"Wszyscy byli pijani". Nowe fakty o śmiertelnym wypadku w Klamrach
- Wszyscy pili piwo, jedni więcej, drudzy mniej. Zajadaliśmy kiełbaski, doskonale się bawiliśmy. To Bartek Sz. poszedł po auto do domu ojca, chwilę jeździł nim po okolicy pijany. Po tym wszyscy zapragnęli jechać do miasta - opowiadała śledczym Magda K., jedna z dziewcząt, która przeżyła masakrę w Klamrach pod Chełmnem (woj. kujawsko-pomorskie). Do zeznań dziewczyny dotarł "Fakt". Zarówno wspomnienia dziewczyny jak i zabezpieczone dowody wskazują na to, że wszyscy uczestnicy wypadku byli pijani.

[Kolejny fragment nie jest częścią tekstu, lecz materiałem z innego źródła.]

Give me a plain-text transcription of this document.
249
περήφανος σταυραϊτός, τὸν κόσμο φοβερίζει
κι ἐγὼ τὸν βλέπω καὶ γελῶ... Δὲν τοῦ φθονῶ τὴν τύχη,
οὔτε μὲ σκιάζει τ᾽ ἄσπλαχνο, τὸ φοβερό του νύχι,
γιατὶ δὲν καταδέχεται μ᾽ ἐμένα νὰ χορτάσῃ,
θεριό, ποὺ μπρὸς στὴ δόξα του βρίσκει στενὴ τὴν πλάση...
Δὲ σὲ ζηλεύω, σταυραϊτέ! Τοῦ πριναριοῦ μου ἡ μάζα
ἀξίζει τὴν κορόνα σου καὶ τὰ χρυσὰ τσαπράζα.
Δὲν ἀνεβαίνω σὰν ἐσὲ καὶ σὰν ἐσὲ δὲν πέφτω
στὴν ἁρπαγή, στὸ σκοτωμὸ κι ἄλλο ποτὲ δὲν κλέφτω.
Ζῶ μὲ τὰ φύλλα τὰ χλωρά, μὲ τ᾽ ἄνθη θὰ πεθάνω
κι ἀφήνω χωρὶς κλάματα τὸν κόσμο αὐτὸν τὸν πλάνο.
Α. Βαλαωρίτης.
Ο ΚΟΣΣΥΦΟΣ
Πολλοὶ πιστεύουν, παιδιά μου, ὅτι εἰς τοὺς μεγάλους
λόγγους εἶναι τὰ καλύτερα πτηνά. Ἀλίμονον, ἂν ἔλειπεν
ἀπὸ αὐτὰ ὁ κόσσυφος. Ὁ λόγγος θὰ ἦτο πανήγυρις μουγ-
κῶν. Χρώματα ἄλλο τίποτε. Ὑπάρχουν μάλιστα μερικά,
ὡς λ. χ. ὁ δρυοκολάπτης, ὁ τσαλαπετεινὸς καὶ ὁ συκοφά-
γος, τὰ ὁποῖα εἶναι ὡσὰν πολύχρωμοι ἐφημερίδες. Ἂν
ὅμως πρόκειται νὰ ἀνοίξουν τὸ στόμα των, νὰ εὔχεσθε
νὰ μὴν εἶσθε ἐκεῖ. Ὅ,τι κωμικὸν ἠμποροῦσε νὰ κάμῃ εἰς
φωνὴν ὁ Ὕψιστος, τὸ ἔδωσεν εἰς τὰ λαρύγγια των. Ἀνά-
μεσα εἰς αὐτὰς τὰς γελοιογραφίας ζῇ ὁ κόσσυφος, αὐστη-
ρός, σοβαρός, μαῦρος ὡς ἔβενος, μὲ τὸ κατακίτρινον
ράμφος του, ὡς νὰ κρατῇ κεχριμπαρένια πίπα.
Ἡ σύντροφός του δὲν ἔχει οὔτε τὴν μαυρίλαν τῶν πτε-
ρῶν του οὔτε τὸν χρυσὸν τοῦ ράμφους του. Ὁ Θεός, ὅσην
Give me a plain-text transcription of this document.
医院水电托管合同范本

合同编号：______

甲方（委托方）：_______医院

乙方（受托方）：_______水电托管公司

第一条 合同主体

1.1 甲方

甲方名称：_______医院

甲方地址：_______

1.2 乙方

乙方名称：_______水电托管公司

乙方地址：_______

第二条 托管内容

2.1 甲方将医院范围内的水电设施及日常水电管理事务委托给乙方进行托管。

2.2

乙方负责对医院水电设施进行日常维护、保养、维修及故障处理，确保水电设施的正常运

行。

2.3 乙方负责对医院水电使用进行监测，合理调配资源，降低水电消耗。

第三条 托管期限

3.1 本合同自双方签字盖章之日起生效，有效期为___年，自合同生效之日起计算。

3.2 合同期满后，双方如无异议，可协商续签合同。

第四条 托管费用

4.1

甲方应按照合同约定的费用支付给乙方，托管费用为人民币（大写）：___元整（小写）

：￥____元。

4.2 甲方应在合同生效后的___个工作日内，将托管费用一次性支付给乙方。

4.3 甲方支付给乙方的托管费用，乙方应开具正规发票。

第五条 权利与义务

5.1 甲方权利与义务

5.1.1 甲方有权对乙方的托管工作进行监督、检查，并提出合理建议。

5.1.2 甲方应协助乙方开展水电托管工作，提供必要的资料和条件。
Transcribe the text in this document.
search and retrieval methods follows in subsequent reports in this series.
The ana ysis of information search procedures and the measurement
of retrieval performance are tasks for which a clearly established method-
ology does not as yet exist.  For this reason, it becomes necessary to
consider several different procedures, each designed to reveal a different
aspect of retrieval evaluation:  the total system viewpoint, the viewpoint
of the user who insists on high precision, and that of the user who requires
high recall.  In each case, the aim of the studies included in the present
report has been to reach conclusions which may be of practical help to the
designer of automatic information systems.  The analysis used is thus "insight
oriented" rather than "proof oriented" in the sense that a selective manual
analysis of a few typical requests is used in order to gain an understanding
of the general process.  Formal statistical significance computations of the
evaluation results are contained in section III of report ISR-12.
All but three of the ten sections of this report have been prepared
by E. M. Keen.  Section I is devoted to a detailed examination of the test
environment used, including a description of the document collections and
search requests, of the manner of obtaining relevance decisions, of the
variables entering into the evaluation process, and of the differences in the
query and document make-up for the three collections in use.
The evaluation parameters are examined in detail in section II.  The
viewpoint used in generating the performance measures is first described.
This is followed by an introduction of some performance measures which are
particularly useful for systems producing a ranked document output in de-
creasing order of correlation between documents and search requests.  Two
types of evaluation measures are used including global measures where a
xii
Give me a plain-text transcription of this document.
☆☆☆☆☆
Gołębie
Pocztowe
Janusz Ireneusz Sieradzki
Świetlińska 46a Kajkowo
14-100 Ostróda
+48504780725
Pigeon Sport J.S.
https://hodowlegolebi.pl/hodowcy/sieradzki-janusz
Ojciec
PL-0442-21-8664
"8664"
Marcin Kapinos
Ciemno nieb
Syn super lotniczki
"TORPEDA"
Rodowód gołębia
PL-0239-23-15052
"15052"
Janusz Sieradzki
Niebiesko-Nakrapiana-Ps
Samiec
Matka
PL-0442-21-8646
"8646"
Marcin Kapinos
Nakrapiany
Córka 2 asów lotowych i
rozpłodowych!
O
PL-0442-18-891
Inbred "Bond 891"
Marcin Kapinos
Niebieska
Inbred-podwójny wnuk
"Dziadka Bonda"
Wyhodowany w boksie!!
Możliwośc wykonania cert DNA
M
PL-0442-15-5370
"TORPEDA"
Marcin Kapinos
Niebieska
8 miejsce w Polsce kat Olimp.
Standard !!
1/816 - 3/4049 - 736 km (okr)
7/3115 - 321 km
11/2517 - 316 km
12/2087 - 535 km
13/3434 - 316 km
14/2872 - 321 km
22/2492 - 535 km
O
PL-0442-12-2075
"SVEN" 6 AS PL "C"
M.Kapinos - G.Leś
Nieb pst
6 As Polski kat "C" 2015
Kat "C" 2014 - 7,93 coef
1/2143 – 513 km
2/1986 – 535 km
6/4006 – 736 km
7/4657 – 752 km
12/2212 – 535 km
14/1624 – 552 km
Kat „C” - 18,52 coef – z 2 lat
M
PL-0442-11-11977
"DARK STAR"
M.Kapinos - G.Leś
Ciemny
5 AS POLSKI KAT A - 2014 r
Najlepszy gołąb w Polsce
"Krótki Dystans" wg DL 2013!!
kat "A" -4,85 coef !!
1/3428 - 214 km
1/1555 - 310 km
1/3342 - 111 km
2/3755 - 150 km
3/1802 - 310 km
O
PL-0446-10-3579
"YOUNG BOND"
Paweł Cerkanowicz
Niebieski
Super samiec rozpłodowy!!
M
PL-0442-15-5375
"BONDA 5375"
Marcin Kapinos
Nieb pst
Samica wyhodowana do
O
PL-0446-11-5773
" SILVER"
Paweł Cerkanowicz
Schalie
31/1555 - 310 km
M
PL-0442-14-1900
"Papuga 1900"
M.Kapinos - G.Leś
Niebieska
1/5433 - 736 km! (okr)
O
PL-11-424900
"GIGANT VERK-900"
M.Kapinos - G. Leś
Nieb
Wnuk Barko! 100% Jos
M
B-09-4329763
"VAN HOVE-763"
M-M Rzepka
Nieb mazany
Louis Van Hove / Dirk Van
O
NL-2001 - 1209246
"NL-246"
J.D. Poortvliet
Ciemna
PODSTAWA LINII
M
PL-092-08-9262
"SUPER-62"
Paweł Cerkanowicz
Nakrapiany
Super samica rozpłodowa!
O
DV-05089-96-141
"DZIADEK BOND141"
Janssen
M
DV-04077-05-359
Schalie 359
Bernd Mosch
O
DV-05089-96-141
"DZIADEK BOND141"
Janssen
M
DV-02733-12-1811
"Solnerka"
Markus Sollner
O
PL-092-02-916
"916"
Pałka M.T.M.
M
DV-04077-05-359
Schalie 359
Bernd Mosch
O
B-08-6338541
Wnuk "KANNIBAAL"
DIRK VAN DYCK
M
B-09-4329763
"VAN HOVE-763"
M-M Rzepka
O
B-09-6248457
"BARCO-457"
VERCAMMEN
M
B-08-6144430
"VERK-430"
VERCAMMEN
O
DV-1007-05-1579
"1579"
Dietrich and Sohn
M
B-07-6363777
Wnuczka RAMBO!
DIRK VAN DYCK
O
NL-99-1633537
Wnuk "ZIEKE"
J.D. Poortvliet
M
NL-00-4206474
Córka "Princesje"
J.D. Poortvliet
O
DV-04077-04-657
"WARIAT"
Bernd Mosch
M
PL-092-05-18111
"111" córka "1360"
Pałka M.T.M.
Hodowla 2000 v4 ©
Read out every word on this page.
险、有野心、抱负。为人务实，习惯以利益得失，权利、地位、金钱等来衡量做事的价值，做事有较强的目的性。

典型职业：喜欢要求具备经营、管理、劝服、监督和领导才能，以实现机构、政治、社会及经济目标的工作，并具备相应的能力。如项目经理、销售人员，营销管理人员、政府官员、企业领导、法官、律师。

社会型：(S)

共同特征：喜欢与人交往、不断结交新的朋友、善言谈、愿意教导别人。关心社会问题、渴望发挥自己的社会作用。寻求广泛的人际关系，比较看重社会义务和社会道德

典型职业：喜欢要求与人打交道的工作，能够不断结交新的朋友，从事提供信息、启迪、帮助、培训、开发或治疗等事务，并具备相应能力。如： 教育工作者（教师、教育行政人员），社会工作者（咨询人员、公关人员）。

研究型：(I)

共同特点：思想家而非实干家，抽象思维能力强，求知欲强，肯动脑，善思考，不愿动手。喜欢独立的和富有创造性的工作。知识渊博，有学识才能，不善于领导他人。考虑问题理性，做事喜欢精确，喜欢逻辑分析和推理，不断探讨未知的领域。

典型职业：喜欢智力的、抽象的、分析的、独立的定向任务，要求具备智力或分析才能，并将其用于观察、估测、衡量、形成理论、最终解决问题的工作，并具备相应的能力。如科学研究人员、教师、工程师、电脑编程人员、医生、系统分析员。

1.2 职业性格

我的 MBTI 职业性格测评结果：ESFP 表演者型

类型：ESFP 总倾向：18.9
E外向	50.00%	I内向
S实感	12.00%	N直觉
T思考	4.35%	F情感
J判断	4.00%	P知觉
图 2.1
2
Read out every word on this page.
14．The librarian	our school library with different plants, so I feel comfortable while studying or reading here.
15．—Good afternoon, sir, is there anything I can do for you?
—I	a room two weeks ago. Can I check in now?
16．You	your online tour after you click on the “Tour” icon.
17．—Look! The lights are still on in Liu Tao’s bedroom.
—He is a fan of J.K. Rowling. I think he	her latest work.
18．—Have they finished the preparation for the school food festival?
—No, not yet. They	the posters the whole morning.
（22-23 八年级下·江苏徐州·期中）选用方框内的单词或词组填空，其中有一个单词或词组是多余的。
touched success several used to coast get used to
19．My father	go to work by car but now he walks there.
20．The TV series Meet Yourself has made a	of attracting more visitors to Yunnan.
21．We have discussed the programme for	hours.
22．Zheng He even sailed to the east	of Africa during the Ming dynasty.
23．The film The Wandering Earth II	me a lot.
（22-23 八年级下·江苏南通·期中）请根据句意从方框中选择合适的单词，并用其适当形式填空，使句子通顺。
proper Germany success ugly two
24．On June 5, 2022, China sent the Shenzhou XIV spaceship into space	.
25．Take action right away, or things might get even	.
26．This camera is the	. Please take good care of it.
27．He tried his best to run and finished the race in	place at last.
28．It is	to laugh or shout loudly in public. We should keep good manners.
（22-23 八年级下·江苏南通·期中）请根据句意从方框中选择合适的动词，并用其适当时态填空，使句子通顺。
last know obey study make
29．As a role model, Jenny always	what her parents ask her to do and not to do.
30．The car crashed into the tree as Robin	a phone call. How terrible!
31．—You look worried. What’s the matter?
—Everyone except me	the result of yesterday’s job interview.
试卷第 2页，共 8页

Z zeznań dziewczyny wynika, że nikt z pasażerów nie miał prawa jazdy. Kierowcą nastolatków został Mateusz M., bo jak mówi dziewczyna, "był najtrzeźwiejszy". - On wsiadł za kierownicę, ja obok niego z przodu. Reszta siadła z tyłu. Najpierw pojeździliśmy po okolicy, po tym pojechaliśmy do miasta. Gdy przejechaliśmy Chełmno, Bartek kazał jechać w stronę Grudziądza drogą nad Wisłą - opowiada.
W ten sposób dziewięć osób znalazło się w 5-osobowym samochodzie. Jednak Mateusz M. stracił panowanie nad autem i wbił się w drzewo. Na miejscu zginęli wszyscy pasażerowie siedzący z tyłu. Przeżył tylko kierowca i Magda K., która siedziała obok niego.